FORT MOORE, Ga. (WRBL) — Over the next three days, Fort Moore will look toward the future of the Army. From Sept. 12 to 14, the installation is holding its annual Maneuver Center of Excellence (MCoE) Warfighter Conference.
The conference began at 8:45 a.m. on Sept. 12 with remarks from MCoE Commander Maj. Gen. Curtis A. Buzzard, followed by an hour-long information session led by acting Army Vice Chief of Staff Gen. Randy A. George and Sgt. Maj. of the Army Michael R. Weimer.
“I truly believe we are at an inflection point, only a miscalculation away from combat,” said Buzzard, setting the tone for the conference which considers Army- and warfighting changes for the next decade and beyond.
George and Weimer zeroed-in on the changing nature of warfare and its impact on Army training and technology. This included discussions of unmanned systems use, the future of close combat, recruitment strategies and more.
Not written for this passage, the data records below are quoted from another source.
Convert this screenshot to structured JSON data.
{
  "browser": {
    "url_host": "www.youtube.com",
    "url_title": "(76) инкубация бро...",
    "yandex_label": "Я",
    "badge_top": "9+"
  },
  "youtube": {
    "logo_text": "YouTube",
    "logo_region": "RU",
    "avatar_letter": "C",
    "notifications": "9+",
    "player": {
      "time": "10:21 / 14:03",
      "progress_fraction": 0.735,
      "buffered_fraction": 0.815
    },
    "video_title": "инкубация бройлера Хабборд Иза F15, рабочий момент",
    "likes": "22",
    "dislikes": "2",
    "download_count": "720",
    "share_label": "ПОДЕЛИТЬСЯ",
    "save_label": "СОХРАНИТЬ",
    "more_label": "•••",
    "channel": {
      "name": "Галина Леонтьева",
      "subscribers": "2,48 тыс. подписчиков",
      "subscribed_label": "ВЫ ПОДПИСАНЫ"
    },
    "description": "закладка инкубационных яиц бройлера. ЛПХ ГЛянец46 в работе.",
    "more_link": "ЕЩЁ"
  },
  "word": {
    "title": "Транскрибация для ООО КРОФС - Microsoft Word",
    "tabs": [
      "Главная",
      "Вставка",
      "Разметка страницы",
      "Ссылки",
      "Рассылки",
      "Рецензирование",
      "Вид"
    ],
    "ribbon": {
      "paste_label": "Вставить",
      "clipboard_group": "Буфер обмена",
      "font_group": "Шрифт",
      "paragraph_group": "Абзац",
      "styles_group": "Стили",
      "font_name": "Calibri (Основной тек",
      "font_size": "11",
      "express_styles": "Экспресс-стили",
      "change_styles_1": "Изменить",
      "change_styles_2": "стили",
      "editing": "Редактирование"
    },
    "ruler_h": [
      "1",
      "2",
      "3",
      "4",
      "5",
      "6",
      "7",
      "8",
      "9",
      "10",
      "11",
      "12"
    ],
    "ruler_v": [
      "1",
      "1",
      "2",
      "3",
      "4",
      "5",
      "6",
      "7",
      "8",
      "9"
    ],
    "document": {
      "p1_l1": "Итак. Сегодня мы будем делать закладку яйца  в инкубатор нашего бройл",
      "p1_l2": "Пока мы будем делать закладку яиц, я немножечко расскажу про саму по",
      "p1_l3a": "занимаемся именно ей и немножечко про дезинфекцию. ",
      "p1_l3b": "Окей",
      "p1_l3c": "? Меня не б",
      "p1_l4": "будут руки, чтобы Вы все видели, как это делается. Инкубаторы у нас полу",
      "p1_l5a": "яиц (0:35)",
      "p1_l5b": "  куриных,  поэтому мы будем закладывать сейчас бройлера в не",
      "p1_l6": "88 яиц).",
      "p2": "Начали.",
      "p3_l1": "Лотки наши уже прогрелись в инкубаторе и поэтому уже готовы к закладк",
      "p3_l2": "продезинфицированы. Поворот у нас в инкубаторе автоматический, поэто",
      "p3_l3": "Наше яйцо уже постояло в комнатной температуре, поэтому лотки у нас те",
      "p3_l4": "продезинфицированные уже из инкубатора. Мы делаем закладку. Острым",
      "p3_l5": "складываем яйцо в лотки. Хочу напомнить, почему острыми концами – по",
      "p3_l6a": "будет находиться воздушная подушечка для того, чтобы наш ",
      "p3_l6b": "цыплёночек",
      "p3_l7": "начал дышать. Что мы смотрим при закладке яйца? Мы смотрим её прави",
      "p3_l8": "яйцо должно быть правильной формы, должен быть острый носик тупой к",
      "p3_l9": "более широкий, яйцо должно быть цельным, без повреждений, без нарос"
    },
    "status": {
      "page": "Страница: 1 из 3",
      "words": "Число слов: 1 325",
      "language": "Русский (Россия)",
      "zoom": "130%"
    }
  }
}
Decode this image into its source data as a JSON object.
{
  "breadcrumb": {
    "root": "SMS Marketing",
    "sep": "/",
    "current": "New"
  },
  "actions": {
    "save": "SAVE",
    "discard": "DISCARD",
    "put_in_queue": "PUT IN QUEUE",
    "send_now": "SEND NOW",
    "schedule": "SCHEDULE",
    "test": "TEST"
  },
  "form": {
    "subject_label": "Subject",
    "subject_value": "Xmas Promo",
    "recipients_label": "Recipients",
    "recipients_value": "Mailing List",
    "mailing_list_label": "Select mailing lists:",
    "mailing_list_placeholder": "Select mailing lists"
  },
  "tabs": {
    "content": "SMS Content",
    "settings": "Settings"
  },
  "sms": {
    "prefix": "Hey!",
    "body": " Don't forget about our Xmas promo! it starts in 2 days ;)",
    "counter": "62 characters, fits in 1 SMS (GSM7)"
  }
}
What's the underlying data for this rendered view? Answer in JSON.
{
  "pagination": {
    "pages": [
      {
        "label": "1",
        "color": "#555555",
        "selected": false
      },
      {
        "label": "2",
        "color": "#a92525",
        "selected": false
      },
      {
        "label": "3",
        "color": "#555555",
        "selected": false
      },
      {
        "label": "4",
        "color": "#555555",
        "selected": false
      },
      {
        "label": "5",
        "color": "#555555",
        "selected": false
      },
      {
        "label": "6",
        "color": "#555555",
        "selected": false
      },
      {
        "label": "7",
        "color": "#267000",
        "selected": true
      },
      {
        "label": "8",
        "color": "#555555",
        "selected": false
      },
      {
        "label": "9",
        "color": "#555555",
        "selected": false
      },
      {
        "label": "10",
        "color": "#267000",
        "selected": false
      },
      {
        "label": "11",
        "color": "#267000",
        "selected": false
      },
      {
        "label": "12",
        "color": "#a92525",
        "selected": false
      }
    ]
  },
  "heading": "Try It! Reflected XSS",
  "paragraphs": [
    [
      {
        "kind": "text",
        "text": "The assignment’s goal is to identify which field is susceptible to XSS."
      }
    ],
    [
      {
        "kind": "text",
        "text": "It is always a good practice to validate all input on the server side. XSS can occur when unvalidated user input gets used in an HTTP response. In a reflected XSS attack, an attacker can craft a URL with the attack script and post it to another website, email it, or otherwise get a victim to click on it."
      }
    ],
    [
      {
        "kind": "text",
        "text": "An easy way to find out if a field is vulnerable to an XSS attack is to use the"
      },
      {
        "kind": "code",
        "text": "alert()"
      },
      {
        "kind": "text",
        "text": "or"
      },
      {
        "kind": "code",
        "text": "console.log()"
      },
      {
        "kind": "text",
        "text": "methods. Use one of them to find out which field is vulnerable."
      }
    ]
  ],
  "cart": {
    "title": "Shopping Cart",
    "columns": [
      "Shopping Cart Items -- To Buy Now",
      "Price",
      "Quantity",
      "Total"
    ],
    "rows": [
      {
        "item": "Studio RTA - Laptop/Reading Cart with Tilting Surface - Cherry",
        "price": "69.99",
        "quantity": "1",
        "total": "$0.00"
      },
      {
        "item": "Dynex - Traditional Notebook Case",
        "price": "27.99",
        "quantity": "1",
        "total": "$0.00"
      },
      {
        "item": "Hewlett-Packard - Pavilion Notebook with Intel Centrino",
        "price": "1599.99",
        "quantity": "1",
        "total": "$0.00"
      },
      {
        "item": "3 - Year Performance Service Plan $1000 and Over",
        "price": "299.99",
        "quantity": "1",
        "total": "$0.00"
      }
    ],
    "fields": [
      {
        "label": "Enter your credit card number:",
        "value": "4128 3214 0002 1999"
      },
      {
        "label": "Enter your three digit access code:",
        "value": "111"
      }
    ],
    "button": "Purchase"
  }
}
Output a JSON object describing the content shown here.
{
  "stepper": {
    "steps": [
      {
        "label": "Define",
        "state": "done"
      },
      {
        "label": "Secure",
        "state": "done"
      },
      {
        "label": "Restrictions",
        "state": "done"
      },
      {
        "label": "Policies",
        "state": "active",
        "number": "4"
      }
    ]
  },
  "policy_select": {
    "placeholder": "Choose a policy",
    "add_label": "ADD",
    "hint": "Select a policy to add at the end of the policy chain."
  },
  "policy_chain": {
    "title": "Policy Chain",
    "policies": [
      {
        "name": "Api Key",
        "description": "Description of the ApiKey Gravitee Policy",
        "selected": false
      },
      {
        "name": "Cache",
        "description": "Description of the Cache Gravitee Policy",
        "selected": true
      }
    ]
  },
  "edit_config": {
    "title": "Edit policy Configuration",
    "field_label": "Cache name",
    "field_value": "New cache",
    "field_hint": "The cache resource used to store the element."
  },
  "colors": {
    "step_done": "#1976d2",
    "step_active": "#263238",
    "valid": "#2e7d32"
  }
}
Over the next decade, George said he expects unmanned systems will see widespread use across Army units.
“I see every formation that we have, not just Infantry and Armor formations, but every formation is going to have to use unmanned systems for reconnaissance, for targeting – you name it,” said George to the crowd which filled McGinnis-Wickham Hall’s Marshall Auditorium.
Despite this prediction, George and Weimer maintained close-combat warfighting techniques are likely to remain integral. The officials explained future Army tasks may require close-combat forces assisted by unmanned systems.
“Anybody who thinks … close combat is going to go away and that war is going to be quick and there’s gonna be a couple strikes and it’s going to be over, I think is misinformed and really hasn’t been following what’s happened historically,” said George.
In recent years, the Army has also faced challenges with recruitment. George and Weimer agreed fortifying Army membership will require adaptations in marketing strategy and technology use.
According to Weimer, the Army is transitioning to a recruiting approach he predicted will be sustainable long-term through any domestic-, international-, economic- or other developments. Weimer and George noted, within the coming weeks, the Army plans to announce a number of changes expected to benefit recruiting.
In addition, George encouraged soldiers to talk with people in their communities about their Army experience. He explained personal anecdotes can have a profound positive impact on recruiting, adding it was a veteran’s story which inspired him to join the Army.
“Do not assume that America knows the Army that we know,” said Weimer.
He acknowledged the Army became closed off from local communities post-9/11. Weimer hopes rebuilding community ties on a personal level will redefine how people view the Army and its servicemembers.